Mike Baronas:  I’ve always been fascinated with monsters.  I grew up with the Gamera & Godzilla flicks back during my childhood in the 1970’s watching our local version of “Chiller Theatre” called “Creature Double Feature” here in Massachusetts.  My Mom says I used to draw them constantly and for some reason have always been captivated by them.
    It got much more realistic when my parents took me to see the re-release of Jaws when I was 10.  I still get a bit tweaked whenever I’m near any body of water.  When I was 12 they took me to see Poltergeist which also did quite a number on me.  I don’t blame my folks at all though. These choices made me who I am and I was always eager to see more.
    Then when the VHS boom hit in the mid-80’s, my Dad would drive me each and every Saturday to the local video store to pick 3 films.  I always went directly to the Horror section.  He had final say about what I was renting, but recall him only denying me one film, Faces of Death.  He would also escort me on a monthly basis into this seedy little bodega downtown to pick through all the smut rags and buy me the latest issue of Fangoria.
    So, they encouraged my horror fandom.  I am sensitive and protective however about what my little ones see because I’m a product of how powerful imagery like someone’s head being drilled completely through really is.
    If anything, my parents were more concerned about all that Slayer & Celtic Frost I was listening to back in the day...

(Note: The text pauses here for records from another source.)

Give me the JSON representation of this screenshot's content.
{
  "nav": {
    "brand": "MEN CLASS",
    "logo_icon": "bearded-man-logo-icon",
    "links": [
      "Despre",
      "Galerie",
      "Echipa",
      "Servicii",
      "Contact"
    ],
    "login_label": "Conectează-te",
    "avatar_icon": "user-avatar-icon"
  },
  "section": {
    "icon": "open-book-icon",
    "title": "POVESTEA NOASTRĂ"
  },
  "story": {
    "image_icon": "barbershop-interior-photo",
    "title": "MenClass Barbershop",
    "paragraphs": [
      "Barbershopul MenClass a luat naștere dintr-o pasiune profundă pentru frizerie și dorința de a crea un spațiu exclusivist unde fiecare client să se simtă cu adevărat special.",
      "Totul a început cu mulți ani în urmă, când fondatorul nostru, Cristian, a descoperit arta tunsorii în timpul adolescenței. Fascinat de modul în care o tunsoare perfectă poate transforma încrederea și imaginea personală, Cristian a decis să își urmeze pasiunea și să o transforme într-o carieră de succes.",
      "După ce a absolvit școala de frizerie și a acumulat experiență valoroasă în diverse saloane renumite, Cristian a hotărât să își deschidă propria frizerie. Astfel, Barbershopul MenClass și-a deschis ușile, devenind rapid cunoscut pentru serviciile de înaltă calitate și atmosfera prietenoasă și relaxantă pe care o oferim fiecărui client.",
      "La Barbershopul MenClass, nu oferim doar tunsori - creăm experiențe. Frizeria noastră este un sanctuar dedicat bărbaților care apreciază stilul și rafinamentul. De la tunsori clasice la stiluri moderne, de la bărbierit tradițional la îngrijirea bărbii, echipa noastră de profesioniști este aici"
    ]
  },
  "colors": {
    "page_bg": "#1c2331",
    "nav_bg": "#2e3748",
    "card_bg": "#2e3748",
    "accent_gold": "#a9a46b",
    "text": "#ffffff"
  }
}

KK:  I understand completely about the whole Jaws thing.  That also scared me for life as well.
    But why your love of Lucio Fulci, as opposed to Mario Bava or Dario Argento?  What is it about Fulci that grabbed your attention?

MB:  I think the main reason initially was the greater availability of Fulci’s classic horror films on VHS during my impressionable teenage years as opposed to Bava’s on Argento’s.  In fact, two of the first four VHS tapes I ever rented included a Bava and Fulci film (Bay of Blood & Gates of Hell respectively).  I obviously gravitated more towards the gory zombie film than the Giallo. Still do actually.

KK:  What was it about Gates of Hell / City of the Living Dead that made such an impact on you?

MB:  Atmosphere.  Fulci’s claustrophobic use of atmosphere and the fact that in the film anything could happen at any time for no good reason really had me on the edge of my seat the entire film.  Also, never had my 15 year old eyes witnessed such lingering scenes of bloodshed.  It was all so visually captivating to someone who thought Friday the 13th was the most violent film he had ever seen.

KK:  To those who don’t understand the European “style over substance” method of filmmaking, what would you say to help them understand that a little better?

MB:  Scripts for EuroHorror films have always been secondary to the director’s vision.  I’m sure you’ll agree that half the films we’ve seen of this ilk are hardly coherent, but beautiful to look at.  Fans of the genre can overlook such shortcomings much of the time, but I personally find it more difficult when it comes to Gialli because murder mysteries to me need to make more sense than not.

KK:  What about an Italian horror film in general do you consider to be underrated?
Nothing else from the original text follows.